Dans d’autres pays, les coureurs peuvent s’entraîner normalement. Il faudra aux Français un laps de temps supplémentaire avant de redevenir compétitif. Ma saison sera grandement impactée.

Suivant les frontières et les différentes courses qui auront lieu, on pourra peut-être avoir des surprises concernant la densité d’élites au départ de certaines courses locales.

Quel enseignement tires-tu de ce que nous sommes en train de vivre?

Il faut apprendre de ce que l’on est en train de vivre. Pour certains, c’est bien sûr plus compliqué que d’autres, suivant où ils habitent, leur environnement, mais d’un point de vue général, c’est aussi se rendre compte que la mondialisation, ça n’a pas que du bon. Quand on voit que les médicaments et les masques sont fabriqués à l’étranger, alors que nous sommes tout à fait capables d’en faire en France. Mais le business est trop important.

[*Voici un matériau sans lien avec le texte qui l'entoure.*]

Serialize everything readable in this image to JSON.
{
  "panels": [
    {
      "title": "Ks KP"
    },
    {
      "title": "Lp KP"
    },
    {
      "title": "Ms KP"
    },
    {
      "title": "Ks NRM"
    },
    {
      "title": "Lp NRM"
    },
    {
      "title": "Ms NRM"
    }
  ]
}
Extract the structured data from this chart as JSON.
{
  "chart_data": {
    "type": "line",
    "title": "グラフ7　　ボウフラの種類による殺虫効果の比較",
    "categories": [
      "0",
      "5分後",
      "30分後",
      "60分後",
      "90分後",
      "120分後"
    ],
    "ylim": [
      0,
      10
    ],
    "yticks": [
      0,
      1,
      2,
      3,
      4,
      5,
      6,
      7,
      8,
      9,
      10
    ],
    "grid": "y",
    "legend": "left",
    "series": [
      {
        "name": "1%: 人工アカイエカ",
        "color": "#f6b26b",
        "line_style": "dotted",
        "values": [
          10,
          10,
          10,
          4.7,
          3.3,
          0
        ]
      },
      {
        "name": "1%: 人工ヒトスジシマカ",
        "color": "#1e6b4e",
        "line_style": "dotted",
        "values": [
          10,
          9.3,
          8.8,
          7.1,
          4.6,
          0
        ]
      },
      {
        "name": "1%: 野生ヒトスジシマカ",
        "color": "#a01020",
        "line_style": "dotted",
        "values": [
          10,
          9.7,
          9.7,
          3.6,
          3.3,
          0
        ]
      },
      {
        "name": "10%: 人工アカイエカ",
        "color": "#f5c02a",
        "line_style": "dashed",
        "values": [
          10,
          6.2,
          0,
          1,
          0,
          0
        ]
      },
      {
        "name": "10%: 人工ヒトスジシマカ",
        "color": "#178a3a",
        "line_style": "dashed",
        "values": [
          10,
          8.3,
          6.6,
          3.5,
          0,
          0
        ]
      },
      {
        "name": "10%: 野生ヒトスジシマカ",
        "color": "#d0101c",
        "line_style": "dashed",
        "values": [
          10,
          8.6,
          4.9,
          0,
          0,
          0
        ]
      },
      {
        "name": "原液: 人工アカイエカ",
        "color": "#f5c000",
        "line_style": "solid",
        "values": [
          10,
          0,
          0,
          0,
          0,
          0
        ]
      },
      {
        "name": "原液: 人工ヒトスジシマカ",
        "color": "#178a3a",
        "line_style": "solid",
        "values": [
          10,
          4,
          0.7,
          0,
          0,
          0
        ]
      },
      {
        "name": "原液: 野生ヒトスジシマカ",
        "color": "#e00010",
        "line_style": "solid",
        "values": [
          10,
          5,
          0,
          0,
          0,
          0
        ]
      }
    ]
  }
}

À plus petite échelle, consommons local. Quand tu vois que les marchés sont fermés donc les petits producteurs en subissent directement les conséquences alors que les grandes enseignes restent ouvertes et te proposent des produits venus de l’autre bout de l’Europe, il y a quand même quelque chose qui ne va pas.

Le seul point positif direct de ce Covid-19, c’est la planète qui en bénéficie. À nous de réfléchir pour l’après-coronavirus.

Quel message souhaites-tu faire passer à la communauté de traileurs et aux sportifs en règle générale en cette période difficile?

Ne vous affolez pas si vous n’avez pas pu faire vos séances! Adaptez-vous à la situation, prenez le temps de faire des choses que vous ne faites pas d’habitude. Travaillez vos points faibles si possible.